Let #A# be the given net area. Then,
#A = int_(x_1)^(x_2) xe^x - 3x dx#.
Now, since the area wanted is the area above the x-axis, that means we have find the minimum and maximum values of #x in [1,5]#, #x_1# and #x_2# respectively, such that #f(x_1)# and #f(x_2)# are both bigger than #0#.
Let's plug in #x_1 = 1# and #x_2 = 5# firstly;
#f(1) = e-3<0#
#f(5) = 5e^5 - 15 > 0#
Clearly, #x_1# has to be bigger than #1#. Because #xe^x# increases exponentially at a much faster rate then #3x#, it means that #f(x)# is monotonic on the interval #[1, +oo]#. We don't need the exact interval of monotony to be able to find #A#.
In order to find the exact value of #x_1#, we must solve the equation #alphae^alpha - 3alpha = 0# :
#alpha(e^alpha - 3) = 0#
The two possible solutions are #0# and #ln 3#. However, #x_1 in [1,5] => x_1 = ln 3#. #A# has now become
#A = int_ln 3^5 xe^x - 3x dx#.
Given the basic properties of integrals, we have
#A = color(red)(int_ln3^5 xe^x dx) - 3(color(blue)(int_0^5 x dx - int_0^ln 3 xdx))#
- #color(red)("Solving the integral highlighted in red")# :
Let #u = e^x => x = ln u#.
#(du)/dx = e^x => dx = (du)/e^x = (du)/u#
#int_ln3^5 xe^x dx = int_ln3^5 ln(u)*u (du)/u#
#= int_ln3^5 ln u du#
We will solve this with integration by parts :
#int_a^b f(u)g'(u) = f(u)g(u)|_a^b - int_a^b g(u)f'(u)#
In our case, #f(u) = ln(u) => f'(u) = 1/u# and #g'(u) = 1 => g(u) = u#, #b = 5# and #a=ln 3#.

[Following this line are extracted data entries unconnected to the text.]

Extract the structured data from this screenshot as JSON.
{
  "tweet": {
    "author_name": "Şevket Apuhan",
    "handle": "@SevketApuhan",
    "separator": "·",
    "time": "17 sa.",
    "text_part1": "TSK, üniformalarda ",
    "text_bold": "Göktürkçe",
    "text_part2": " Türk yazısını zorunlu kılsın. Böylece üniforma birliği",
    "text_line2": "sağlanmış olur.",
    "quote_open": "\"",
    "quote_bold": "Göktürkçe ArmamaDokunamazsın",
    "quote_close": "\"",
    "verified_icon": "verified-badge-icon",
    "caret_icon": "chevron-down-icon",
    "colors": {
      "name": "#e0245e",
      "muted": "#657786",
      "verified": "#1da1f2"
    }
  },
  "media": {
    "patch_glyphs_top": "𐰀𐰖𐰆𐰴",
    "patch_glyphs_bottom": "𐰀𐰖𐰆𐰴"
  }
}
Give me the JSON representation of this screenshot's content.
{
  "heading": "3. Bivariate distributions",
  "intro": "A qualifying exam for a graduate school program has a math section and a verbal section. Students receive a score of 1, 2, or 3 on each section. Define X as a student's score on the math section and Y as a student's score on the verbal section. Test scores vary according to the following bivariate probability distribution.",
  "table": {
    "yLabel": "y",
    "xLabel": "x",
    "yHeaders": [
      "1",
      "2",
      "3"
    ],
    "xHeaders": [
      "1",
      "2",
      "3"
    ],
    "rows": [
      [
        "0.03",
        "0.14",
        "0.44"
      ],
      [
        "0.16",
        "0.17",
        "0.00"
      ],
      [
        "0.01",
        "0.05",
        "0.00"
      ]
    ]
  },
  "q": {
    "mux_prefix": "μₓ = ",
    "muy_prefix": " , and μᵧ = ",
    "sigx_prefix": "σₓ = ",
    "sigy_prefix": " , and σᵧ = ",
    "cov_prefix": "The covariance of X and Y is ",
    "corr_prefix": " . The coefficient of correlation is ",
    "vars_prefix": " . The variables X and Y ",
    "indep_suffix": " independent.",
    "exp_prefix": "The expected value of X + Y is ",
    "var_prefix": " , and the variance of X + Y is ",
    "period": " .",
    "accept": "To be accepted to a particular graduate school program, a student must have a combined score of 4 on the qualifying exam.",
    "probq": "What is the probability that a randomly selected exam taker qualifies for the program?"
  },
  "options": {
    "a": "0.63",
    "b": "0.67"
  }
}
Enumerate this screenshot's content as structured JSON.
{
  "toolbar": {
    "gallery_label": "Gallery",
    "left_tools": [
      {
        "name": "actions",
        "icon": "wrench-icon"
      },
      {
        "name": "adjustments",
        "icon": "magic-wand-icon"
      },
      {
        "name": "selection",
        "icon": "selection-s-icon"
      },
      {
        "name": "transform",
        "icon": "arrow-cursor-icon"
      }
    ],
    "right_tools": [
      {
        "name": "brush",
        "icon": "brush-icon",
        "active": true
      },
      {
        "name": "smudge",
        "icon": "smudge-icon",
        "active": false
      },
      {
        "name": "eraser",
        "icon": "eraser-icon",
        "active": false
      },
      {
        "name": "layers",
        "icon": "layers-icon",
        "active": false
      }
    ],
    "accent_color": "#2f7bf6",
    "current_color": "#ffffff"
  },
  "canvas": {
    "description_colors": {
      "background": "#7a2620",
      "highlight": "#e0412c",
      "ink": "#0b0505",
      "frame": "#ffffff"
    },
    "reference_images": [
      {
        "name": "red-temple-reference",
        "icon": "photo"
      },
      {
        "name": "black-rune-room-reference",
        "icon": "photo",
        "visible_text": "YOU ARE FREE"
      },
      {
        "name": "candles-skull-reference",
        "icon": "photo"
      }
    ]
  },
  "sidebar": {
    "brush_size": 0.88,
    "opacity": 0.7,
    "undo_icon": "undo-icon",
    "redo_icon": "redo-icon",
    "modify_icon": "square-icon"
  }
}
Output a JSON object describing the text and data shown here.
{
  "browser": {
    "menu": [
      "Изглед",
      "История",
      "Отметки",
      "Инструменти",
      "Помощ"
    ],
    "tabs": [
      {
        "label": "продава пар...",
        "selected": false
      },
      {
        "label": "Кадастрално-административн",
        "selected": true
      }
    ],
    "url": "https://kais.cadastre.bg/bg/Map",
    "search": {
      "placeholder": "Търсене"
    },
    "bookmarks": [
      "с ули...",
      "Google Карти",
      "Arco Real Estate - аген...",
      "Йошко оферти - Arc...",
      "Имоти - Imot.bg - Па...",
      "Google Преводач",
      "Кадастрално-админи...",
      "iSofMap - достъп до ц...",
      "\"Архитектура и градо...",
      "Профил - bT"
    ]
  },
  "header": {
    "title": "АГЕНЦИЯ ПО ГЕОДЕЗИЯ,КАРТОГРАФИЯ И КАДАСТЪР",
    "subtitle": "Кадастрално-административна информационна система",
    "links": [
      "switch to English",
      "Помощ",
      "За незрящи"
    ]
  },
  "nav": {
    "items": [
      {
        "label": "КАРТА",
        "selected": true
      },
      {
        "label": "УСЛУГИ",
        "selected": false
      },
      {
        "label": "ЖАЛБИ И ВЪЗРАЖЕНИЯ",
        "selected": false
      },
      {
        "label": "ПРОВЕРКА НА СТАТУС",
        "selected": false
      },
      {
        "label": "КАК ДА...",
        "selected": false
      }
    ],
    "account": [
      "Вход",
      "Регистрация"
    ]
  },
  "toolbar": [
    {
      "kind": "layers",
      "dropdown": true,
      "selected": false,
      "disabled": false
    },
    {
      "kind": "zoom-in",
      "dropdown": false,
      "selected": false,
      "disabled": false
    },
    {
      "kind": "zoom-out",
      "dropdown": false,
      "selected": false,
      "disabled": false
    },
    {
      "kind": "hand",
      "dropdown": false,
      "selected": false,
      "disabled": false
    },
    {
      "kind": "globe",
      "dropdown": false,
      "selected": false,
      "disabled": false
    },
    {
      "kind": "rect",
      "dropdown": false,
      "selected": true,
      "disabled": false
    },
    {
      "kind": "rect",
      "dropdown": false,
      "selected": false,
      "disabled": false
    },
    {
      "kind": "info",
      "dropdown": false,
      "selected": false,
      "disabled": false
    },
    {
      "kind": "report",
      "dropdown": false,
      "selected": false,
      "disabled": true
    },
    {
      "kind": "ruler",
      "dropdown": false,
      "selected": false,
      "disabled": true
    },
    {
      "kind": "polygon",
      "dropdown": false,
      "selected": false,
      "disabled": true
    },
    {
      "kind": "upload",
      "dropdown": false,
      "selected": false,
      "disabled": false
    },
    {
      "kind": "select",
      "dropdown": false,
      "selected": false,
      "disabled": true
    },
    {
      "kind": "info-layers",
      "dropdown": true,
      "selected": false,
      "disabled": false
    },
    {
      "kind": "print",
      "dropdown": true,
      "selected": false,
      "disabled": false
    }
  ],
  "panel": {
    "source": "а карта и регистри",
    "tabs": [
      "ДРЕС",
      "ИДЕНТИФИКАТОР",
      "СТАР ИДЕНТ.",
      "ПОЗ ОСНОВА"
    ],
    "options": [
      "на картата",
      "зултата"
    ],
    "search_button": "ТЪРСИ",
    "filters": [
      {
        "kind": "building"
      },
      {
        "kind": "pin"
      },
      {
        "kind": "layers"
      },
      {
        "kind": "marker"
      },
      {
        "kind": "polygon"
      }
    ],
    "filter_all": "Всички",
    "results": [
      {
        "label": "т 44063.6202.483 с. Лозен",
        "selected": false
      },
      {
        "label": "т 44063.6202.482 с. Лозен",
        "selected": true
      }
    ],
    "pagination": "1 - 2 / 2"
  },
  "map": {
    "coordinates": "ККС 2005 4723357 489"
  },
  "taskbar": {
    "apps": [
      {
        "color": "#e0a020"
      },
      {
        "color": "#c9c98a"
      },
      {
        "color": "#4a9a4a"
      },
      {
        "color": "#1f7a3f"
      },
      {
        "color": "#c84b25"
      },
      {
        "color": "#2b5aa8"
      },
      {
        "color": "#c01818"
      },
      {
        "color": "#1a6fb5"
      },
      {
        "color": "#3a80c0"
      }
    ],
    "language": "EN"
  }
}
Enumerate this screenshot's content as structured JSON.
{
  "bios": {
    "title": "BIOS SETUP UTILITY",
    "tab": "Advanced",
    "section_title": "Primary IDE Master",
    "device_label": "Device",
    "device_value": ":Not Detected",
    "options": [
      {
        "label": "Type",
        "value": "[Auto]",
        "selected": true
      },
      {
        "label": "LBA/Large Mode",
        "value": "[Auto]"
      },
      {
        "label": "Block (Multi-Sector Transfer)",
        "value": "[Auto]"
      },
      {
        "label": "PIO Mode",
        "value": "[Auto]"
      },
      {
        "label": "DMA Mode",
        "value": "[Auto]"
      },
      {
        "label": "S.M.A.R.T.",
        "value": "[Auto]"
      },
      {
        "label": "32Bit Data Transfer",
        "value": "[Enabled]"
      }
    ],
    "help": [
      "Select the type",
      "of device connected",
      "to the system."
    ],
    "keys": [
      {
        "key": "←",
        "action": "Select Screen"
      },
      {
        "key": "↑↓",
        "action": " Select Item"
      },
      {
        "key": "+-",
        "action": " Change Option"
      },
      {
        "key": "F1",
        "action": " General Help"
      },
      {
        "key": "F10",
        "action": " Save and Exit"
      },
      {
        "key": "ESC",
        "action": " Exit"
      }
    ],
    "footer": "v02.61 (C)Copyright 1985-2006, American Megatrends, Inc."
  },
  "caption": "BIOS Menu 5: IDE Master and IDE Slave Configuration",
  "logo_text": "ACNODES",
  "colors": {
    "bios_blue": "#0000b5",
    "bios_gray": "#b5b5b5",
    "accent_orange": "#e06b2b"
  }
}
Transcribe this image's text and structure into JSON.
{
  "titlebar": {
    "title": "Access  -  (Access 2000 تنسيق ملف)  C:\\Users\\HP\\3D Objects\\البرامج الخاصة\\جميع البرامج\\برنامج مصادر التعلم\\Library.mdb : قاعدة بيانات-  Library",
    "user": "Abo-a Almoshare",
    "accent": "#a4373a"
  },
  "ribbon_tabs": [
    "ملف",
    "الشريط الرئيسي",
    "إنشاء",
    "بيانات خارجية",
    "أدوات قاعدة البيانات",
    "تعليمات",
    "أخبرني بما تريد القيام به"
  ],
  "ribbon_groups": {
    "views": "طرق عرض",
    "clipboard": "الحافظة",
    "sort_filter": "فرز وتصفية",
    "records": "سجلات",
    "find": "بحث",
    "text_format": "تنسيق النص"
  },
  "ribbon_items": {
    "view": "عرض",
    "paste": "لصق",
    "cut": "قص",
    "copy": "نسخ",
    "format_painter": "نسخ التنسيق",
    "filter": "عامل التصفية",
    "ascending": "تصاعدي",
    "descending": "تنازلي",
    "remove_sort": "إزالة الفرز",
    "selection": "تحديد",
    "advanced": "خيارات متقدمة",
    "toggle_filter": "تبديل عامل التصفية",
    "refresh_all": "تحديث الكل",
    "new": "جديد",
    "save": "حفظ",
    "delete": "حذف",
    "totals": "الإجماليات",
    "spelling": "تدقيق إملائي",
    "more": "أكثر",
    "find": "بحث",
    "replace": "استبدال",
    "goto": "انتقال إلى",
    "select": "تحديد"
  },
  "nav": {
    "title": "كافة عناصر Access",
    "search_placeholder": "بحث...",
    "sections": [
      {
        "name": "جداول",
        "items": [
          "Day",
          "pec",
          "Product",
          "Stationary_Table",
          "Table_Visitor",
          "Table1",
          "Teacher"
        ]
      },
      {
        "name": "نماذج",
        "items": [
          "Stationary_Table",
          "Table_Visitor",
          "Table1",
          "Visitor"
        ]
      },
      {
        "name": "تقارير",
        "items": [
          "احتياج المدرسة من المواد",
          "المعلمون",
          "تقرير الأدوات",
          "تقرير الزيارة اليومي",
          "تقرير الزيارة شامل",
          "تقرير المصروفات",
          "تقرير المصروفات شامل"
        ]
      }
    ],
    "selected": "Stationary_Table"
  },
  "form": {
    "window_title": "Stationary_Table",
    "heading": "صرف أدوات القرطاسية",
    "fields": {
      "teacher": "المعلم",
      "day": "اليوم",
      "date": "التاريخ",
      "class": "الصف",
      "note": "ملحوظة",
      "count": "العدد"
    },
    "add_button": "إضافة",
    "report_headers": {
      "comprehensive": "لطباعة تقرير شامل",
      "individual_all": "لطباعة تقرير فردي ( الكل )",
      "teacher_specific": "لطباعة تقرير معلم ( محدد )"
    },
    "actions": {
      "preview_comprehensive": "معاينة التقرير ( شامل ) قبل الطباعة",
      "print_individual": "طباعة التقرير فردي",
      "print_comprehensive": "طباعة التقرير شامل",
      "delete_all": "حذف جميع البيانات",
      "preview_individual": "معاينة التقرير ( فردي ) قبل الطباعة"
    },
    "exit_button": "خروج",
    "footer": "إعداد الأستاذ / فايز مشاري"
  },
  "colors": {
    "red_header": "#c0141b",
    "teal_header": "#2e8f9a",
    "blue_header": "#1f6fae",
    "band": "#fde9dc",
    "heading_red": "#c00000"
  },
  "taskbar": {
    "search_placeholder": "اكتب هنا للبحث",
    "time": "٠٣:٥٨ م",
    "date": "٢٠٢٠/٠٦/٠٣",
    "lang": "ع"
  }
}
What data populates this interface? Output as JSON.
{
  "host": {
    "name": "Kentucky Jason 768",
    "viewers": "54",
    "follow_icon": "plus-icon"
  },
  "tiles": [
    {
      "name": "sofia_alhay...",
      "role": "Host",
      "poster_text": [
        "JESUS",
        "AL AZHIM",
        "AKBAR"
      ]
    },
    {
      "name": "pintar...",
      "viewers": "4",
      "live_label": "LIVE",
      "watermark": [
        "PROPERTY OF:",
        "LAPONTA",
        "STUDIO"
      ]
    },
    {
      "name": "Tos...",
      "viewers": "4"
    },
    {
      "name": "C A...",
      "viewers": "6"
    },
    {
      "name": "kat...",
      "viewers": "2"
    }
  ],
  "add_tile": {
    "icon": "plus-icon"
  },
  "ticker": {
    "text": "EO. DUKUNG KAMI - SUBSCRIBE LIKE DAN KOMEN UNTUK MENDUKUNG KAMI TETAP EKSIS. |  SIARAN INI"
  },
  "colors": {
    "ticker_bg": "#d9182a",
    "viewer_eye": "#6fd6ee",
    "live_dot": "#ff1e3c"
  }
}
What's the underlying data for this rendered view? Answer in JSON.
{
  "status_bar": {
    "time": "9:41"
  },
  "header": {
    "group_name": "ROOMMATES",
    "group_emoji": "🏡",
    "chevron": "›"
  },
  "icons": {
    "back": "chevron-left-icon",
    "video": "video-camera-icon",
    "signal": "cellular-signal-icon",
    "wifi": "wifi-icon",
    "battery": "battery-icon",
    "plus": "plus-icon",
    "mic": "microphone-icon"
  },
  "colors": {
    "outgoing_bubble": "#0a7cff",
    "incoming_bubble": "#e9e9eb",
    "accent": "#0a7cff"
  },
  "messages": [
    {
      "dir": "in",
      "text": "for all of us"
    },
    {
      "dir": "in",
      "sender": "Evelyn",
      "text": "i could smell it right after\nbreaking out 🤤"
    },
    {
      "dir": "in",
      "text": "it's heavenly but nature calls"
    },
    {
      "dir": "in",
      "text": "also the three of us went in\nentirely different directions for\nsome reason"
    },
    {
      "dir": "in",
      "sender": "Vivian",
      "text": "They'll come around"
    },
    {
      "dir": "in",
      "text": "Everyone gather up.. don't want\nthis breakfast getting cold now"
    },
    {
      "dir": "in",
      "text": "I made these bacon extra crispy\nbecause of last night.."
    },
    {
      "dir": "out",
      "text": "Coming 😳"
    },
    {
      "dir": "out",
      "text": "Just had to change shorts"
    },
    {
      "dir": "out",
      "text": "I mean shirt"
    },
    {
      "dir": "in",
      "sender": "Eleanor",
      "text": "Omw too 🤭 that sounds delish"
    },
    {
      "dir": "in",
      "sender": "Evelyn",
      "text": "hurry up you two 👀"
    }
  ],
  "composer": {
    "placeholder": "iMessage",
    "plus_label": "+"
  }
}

#int_ln3^5 ln u du = 5ln(5) - ln(3)ln(ln 3) - int_ln3^5 u*1/u du#
#= 5ln(5) - ln(3)ln(ln3) - int_0^5 1 du + int_0^ln 3 1 du#
#= 5ln(5) - ln(3)ln(ln3) - 5 + ln3#
#color(red)(= 5(ln5 - 1) - ln(3)(ln(ln3) - 1))#
- #color(blue)("Solving the difference of integrals :")#
We know #int_0^k x dx = k^2/2#, so
#color(blue)(int_0^5 x dx - int_0^ln 3 xdx = (25 - ln^2 3)/2)#
And finally,
#color(purple)
(A) = color(red)(5(ln5 - 1) - ln(3)(ln(ln3) - 1)) + color(blue)((3ln^2 3 - 75)/2)#